= Princess Linfen =

Princess Linfen (臨汾公主) was a Chinese Imperial princess of the Cao Wei state during the Three Kingdoms period (220-280 AD). Her parentage is not recorded. Although few records exist of her life, the most notable mention of her is her involvement in an incident involving the Rituals for the God of River Wujian.

== Incident ==
During the reign of Cao Pi (posthumously known as Emperor Wen of Wei), an incident occurred involving Princess Linfen. The controversy arose when the wet nurse of Cao Hong and servants of Princess Linfen conducted a ritual in honor of the River God Wujian. Their actions led to their imprisonment by Sima Zhi. Empress Dowager Bian dispatched a eunuch to deliver her command for leniency on behalf of the imprisoned women. However, Sima Zhi, in defiance of the Empress dowager's order, ordered the women to be tortured to death in Luoyang Prison.

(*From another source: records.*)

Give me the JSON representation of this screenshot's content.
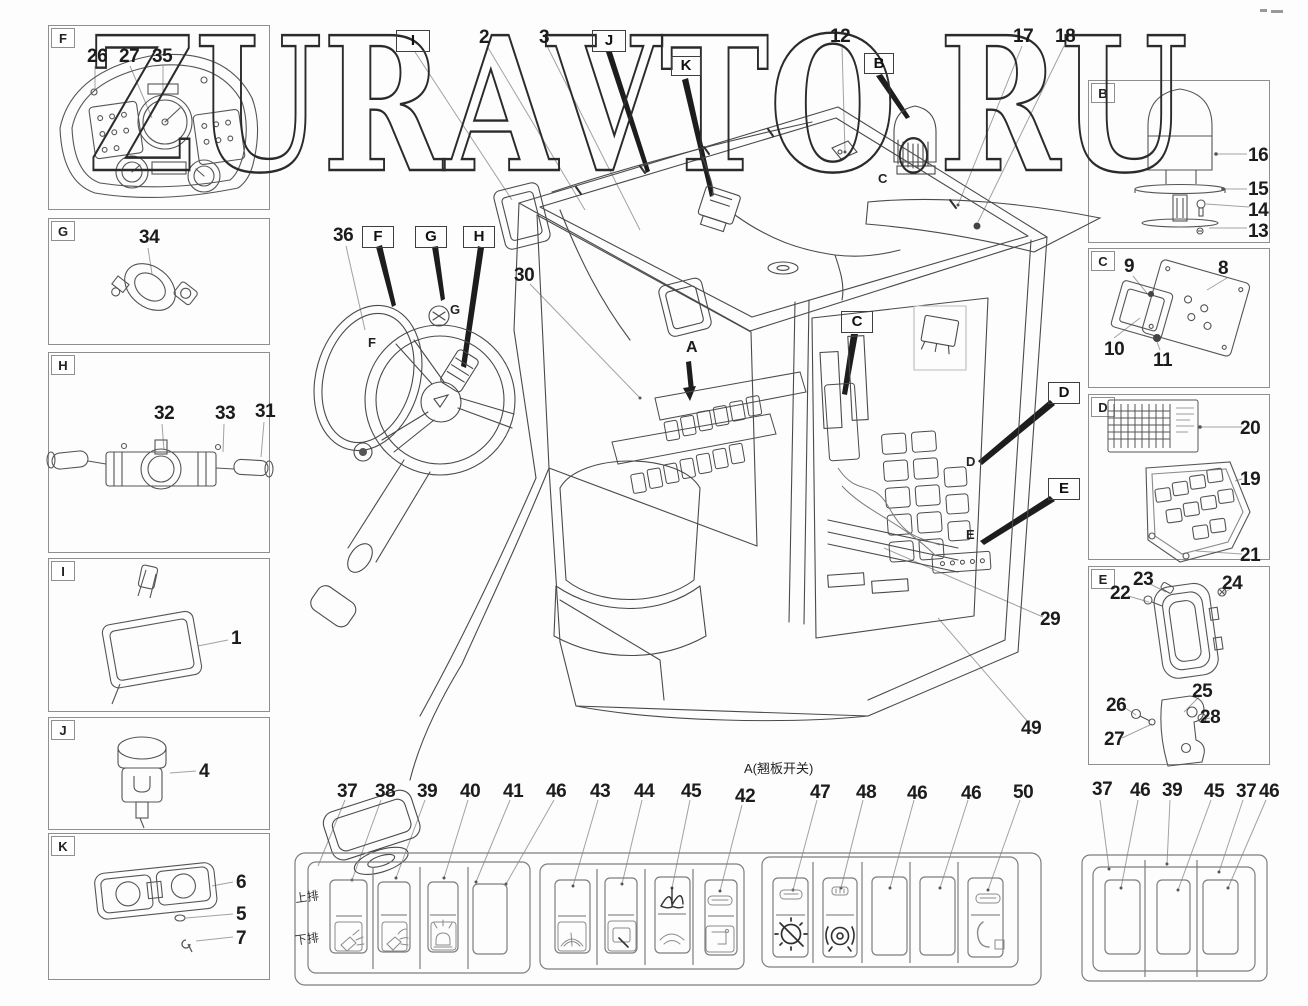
{
  "watermark": "ZURAVTO.RU",
  "panels_left": [
    {
      "letter": "F",
      "c": [
        "26",
        "27",
        "35"
      ]
    },
    {
      "letter": "G",
      "c": [
        "34"
      ]
    },
    {
      "letter": "H",
      "c": [
        "32",
        "33",
        "31"
      ]
    },
    {
      "letter": "I",
      "c": [
        "1"
      ]
    },
    {
      "letter": "J",
      "c": [
        "4"
      ]
    },
    {
      "letter": "K",
      "c": [
        "6",
        "5",
        "7"
      ]
    }
  ],
  "panels_right": [
    {
      "letter": "B",
      "c": [
        "16",
        "15",
        "14",
        "13"
      ]
    },
    {
      "letter": "C",
      "c": [
        "9",
        "8",
        "10",
        "11"
      ]
    },
    {
      "letter": "D",
      "c": [
        "20",
        "19",
        "21"
      ]
    },
    {
      "letter": "E",
      "c": [
        "22",
        "23",
        "24",
        "25",
        "26",
        "27",
        "28"
      ]
    }
  ],
  "cab": {
    "top": [
      {
        "t": "I"
      },
      {
        "t": "2"
      },
      {
        "t": "3"
      },
      {
        "t": "J"
      },
      {
        "t": "K"
      },
      {
        "t": "12"
      },
      {
        "t": "B"
      },
      {
        "t": "17"
      },
      {
        "t": "18"
      }
    ],
    "steering": [
      {
        "t": "36"
      },
      {
        "t": "F"
      },
      {
        "t": "G"
      },
      {
        "t": "H"
      },
      {
        "t": "30"
      }
    ],
    "interior": [
      {
        "t": "A"
      },
      {
        "t": "C"
      },
      {
        "t": "D"
      },
      {
        "t": "E"
      },
      {
        "t": "29"
      },
      {
        "t": "49"
      }
    ],
    "letters": [
      {
        "t": "C"
      },
      {
        "t": "G"
      },
      {
        "t": "F"
      },
      {
        "t": "D"
      },
      {
        "t": "E"
      }
    ]
  },
  "bottom": {
    "title": "A(翘板开关)",
    "rows": [
      "上排",
      "下排"
    ],
    "nums": [
      "37",
      "38",
      "39",
      "40",
      "41",
      "46",
      "43",
      "44",
      "45",
      "42",
      "47",
      "48",
      "46",
      "46",
      "50"
    ],
    "right_nums": [
      "37",
      "46",
      "39",
      "45",
      "37",
      "46"
    ],
    "switch_icons": [
      "worklight-front",
      "worklight-rear",
      "rotating-beacon",
      "blank",
      "wiper",
      "washer",
      "mirror-demist",
      "latch",
      "gear-disable",
      "diff-lock",
      "blank",
      "blank",
      "power-latch",
      "blank",
      "blank",
      "blank"
    ]
  }
}
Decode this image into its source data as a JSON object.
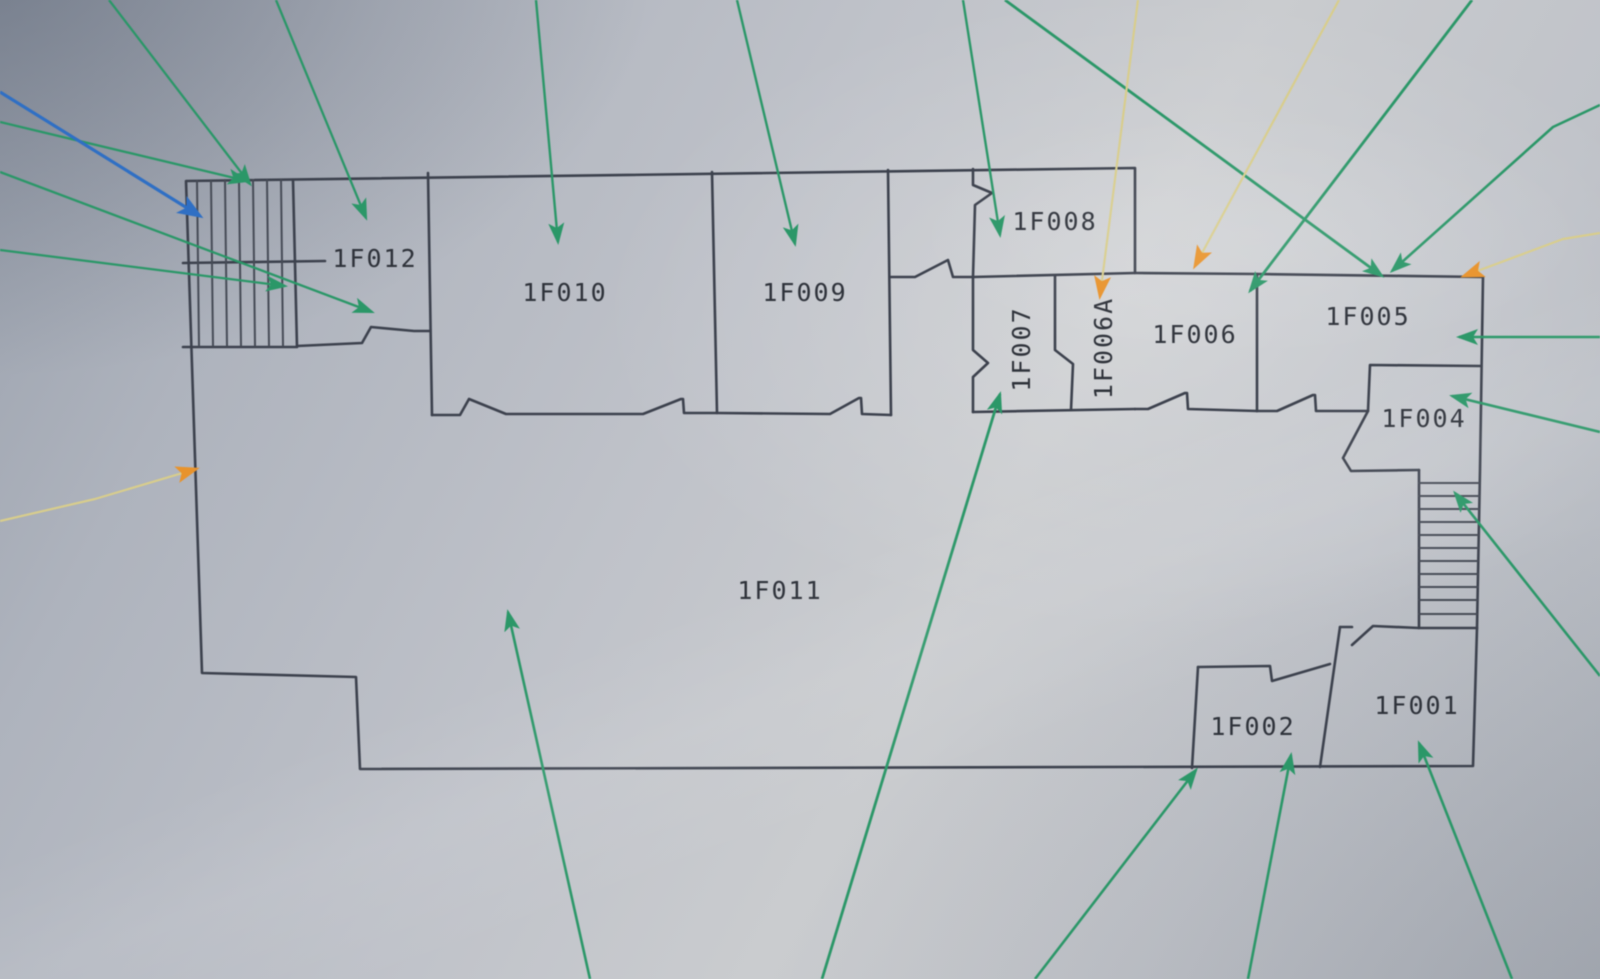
{
  "plan": {
    "floor": "1F",
    "rooms": [
      {
        "label": "1F001"
      },
      {
        "label": "1F002"
      },
      {
        "label": "1F004"
      },
      {
        "label": "1F005"
      },
      {
        "label": "1F006"
      },
      {
        "label": "1F006A"
      },
      {
        "label": "1F007"
      },
      {
        "label": "1F008"
      },
      {
        "label": "1F009"
      },
      {
        "label": "1F010"
      },
      {
        "label": "1F011"
      },
      {
        "label": "1F012"
      }
    ]
  },
  "colors": {
    "green_line": "#2b9768",
    "blue_line": "#2f6fc4",
    "yellow_line": "#d8cd8c",
    "green_head": "#2b9768",
    "blue_head": "#2f6fc4",
    "yellow_head": "#e8932c",
    "wall": "#3c414d",
    "paper": "#c0c3c9",
    "label_text": "#2e323a"
  },
  "arrows": [
    {
      "color": "green",
      "target": "stairs-left-top",
      "points": "109,0 250,184",
      "width": 2.3
    },
    {
      "color": "green",
      "target": "room-1f012-upper",
      "points": "276,0 366,218",
      "width": 2.3
    },
    {
      "color": "green",
      "target": "stairs-left-edge",
      "points": "0,122 247,181",
      "width": 2.3
    },
    {
      "color": "green",
      "target": "stairs-left-mid",
      "points": "0,250 285,286",
      "width": 2.3
    },
    {
      "color": "green",
      "target": "room-1f012-door",
      "points": "0,172 372,312",
      "width": 2.3
    },
    {
      "color": "green",
      "target": "room-1f010",
      "points": "536,0 558,242",
      "width": 2.4
    },
    {
      "color": "green",
      "target": "room-1f009",
      "points": "737,0 795,244",
      "width": 2.4
    },
    {
      "color": "green",
      "target": "room-1f008",
      "points": "963,0 1000,235",
      "width": 2.4
    },
    {
      "color": "green",
      "target": "room-1f005-top-a",
      "points": "1005,0 1382,276",
      "width": 2.8
    },
    {
      "color": "green",
      "target": "room-1f006-top",
      "points": "1472,0 1250,291",
      "width": 2.8
    },
    {
      "color": "green",
      "target": "room-1f005-top-b",
      "points": "1600,105 1553,127 1392,271",
      "width": 2.6
    },
    {
      "color": "green",
      "target": "room-1f005-right",
      "points": "1600,337 1459,337",
      "width": 2.6
    },
    {
      "color": "green",
      "target": "room-1f004",
      "points": "1600,432 1452,396",
      "width": 2.6
    },
    {
      "color": "green",
      "target": "stairs-right",
      "points": "1600,676 1455,493",
      "width": 2.6
    },
    {
      "color": "green",
      "target": "room-1f011",
      "points": "590,979 508,612",
      "width": 2.6
    },
    {
      "color": "green",
      "target": "room-1f007",
      "points": "822,979 1000,394",
      "width": 2.8
    },
    {
      "color": "green",
      "target": "room-1f002-corner",
      "points": "1035,979 1196,770",
      "width": 2.6
    },
    {
      "color": "green",
      "target": "room-1f002",
      "points": "1248,979 1291,755",
      "width": 2.6
    },
    {
      "color": "green",
      "target": "room-1f001",
      "points": "1512,979 1419,743",
      "width": 2.6
    },
    {
      "color": "blue",
      "target": "stairs-left-blue",
      "points": "0,92 200,216",
      "width": 3.2
    },
    {
      "color": "yellow",
      "target": "left-wall",
      "points": "0,521 95,499 196,469",
      "width": 2.2
    },
    {
      "color": "yellow",
      "target": "room-1f006a",
      "points": "1138,0 1100,296",
      "width": 2.2
    },
    {
      "color": "yellow",
      "target": "room-1f006-wall",
      "points": "1339,0 1195,266",
      "width": 2.2
    },
    {
      "color": "yellow",
      "target": "room-1f005-corner",
      "points": "1600,233 1563,239 1464,276",
      "width": 2.2
    }
  ]
}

Sima Zhi then submitted a memorial stating:"All those deserving the death penalty should be reported and await the emperor's decision. Previously, the emperor issued a decree to prohibit licentious rituals to uphold propriety. These criminals' sinister acts have only recently been exposed during questioning. Eunuch Wu Da came to me, conveying a message from the Empress Dowager. I dared not receive him, fearing that there might be intentions to protect the offenders. Once the emperor hears of this, he may be compelled to issue orders for their protection. It is entirely my fault for not promptly concluding this matter, and I have violated the usual procedures. Therefore, I ordered Luoyang County to execute them. I acted on my own in implementing the punishment, and I await the emperor's judgment."Emperor Wen of Wei personally responded, saying, "After reading your memorial, I understand your sincere intention to carry out the decree to prohibit licentious rituals. You have acted appropriately! This is your commitment to following the decree, so there is nothing to apologize for. In the future, if a eunuch from the palace comes to you, never receive them.". Later, Emperor Wen of Wei rewarded Sima Zhi with the title of Marquis of Guannei.

== Sources ==
- Annotated Records of the Three Kingdoms by Pei Songzhi, Volume 12: Book of Wei, Volume 12: Emperor Ming.